Question

The radius of an atomic nucleus is of the order of: (a) \(10^{-8} \mathrm{~cm}\) (b) \(10^{-13} \mathrm{~cm}\) (c) \(10^{-10} \mathrm{~cm}\) (d) \(10^{-15} \mathrm{~cm}\)

Short answer

The radius of an atomic nucleus is of the order of \(10^{-13} \, ext{cm}\), so the correct answer is (b).

Step-by-step solution

Understanding the Problem

We need to identify the order of magnitude that correctly represents the radius of an atomic nucleus. We're given four options, each a different power of ten in centimeters.

Recalling Atomic Nucleus Size

Atomic nuclei are typically very small compared to atoms, and their size is generally around a few femtometers. A femtometer is equal to \(10^{-15}\) meters.

Converting Units

Since the problem uses centimeters, we need to convert femtometers to centimeters. Knowing that 1 meter is 100 centimeters, \(1 \, ext{femtometer} = 10^{-15} \, ext{meters} = 10^{-15} imes 100 \, ext{cm} = 10^{-13} \, ext{cm}\).

Selecting the Closest Option

From the calculations, the radius of an atomic nucleus is on the order of \(10^{-13}\) cm. Therefore, the correct choice among the options is (b) \(10^{-13} \, ext{cm}\).

Key concepts

Atomic Nucleus

An atomic nucleus is the central core of an atom. It contains most of the atom's mass and is composed of protons and neutrons, collectively known as nucleons. Unlike the expansive electron cloud surrounding it, the nucleus is incredibly tiny. Despite its small size, it holds almost all the atom's mass due to the relative heaviness of protons and neutrons.

Atomic nuclei are measured in femtometers because they are so diminutive. Understanding the size and composition of atomic nuclei is essential for grasping atomic structure and nuclear physics. Nuclei are responsible for the atomic number, not only defining the type of element but also influencing its chemical behavior.

This understanding is fundamental in fields ranging from basic chemistry to advanced physics, and even medicine, such as in the use of isotopes for diagnostic imaging.

Order of Magnitude

Understanding the order of magnitude is crucial in physics and science in general. It describes the scale of a quantity relative to a factor of ten. This concept allows scientists to simplify complex numerical problems by focusing on the scale instead of precise numbers.

When dealing with atomic structures like the nucleus, it's common to use orders of magnitude to speak about their size. In this context, the radius of an atomic nucleus is typically around a few femtometers, which corresponds to an order of magnitude of \(10^{-15}\) meters. In the original exercise, this is further converted to centimeters, giving us an order of magnitude of \(10^{-13}\) cm. This simplification helps identify the closest approximation among possible answers without getting bogged down by complex numbers.

Unit Conversion

Unit conversion is a key skill in scientific calculations. It allows one to move measurements from one unit to another, ensuring precision and consistency across disciplines, like physics and chemistry.

Converting units may involve simple multiplication or division.
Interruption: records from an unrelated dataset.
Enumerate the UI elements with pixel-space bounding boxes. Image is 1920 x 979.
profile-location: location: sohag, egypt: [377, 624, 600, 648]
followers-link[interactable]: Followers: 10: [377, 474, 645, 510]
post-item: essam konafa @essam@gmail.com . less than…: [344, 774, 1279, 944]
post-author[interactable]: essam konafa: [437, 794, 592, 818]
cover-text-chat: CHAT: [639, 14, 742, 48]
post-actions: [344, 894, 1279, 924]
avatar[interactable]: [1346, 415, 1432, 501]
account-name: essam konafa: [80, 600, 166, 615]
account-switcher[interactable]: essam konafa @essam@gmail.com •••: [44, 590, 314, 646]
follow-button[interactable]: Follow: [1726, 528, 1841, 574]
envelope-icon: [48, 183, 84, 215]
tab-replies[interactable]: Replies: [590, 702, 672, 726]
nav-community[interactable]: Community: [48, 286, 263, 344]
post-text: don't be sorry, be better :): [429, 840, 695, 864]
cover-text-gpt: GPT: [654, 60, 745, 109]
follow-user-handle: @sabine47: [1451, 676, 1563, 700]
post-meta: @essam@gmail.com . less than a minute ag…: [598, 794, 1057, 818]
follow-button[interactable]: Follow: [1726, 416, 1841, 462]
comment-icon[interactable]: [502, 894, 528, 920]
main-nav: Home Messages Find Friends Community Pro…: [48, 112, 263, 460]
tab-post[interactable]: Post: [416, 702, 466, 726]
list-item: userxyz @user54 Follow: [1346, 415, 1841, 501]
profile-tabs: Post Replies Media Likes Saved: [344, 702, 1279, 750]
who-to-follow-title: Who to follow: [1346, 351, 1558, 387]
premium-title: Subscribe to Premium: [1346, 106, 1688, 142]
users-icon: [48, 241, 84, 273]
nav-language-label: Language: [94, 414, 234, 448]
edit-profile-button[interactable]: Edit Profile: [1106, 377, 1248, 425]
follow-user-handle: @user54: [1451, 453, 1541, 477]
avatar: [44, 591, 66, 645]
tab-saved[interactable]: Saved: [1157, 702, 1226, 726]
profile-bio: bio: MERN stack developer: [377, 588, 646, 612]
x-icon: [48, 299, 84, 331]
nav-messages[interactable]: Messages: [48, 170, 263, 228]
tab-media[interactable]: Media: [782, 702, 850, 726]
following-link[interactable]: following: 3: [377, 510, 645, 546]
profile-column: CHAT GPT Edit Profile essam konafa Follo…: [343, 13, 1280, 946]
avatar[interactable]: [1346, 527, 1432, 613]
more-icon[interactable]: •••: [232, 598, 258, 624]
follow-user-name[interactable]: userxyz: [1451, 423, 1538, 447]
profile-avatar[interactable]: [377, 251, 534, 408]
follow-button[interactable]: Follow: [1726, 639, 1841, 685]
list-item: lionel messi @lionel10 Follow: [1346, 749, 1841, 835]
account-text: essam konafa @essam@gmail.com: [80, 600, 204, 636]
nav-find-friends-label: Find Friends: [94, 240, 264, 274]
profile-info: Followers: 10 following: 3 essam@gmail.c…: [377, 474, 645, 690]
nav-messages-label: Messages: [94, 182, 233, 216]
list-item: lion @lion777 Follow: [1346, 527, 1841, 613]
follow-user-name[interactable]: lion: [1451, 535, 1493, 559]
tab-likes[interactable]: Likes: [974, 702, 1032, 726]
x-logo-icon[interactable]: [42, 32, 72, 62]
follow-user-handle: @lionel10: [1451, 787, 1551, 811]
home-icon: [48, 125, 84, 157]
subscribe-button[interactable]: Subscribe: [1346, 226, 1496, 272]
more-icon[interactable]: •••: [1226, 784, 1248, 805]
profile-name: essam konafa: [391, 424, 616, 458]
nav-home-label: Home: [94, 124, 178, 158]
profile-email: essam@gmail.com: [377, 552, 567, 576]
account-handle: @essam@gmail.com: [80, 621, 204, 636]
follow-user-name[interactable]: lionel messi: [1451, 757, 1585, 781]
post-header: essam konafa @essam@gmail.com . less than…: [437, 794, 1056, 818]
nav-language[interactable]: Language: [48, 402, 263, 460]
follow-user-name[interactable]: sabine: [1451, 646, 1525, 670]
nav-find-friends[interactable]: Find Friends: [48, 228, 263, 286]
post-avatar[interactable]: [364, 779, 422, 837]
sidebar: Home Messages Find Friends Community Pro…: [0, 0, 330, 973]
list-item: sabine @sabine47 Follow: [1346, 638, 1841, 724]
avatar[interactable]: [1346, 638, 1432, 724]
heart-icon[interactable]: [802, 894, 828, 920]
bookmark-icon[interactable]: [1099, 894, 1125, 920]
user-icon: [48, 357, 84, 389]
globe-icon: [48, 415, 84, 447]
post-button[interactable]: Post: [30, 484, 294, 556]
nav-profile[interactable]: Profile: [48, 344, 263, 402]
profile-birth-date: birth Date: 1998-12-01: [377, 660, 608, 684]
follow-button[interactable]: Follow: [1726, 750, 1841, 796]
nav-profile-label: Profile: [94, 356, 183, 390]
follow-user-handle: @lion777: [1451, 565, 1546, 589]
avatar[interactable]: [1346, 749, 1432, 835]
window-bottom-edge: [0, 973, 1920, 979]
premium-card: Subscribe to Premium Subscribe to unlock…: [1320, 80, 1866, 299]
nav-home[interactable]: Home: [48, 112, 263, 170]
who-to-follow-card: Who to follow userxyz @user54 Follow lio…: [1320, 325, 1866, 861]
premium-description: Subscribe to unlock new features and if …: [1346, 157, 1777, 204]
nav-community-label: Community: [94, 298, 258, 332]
For example, in the exercise, we started with units in femtometers and needed to convert them to centimeters. Knowing that 1 meter equals 100 centimeters, we transform 1 femtometer (\(10^{-15}\) meters) to \(10^{-13}\) cm. This involves multiplying the femtometer measurement by the meter-to-centimeter conversion factor.

Such conversions facilitate our understanding of physical quantities in units familiar to us, making complex scientific concepts more approachable.

Femtometer

A femtometer is a unit of length in the metric system, specifically representing \(10^{-15}\) meters. It is primarily used when measuring atomic and subatomic structures, such as atomic nuclei.

The size of a femtometer helps scientists describe and understand the minute world of nuclear physics. Paper-thin in measurement, it is succinctly useful when discussing things that are inconceivably tiny. For example, a proton's radius is about 0.84 femtometers.

Given the scale at which femtometers operate, they highlight just how small and compact the atomic nucleus is compared to the entire atom. This unit of measurement not only supports precision in scientific dialogues but also helps bridge the vast gap between the everyday macroscopic world and the microscopic scale at which nuclear physics operates.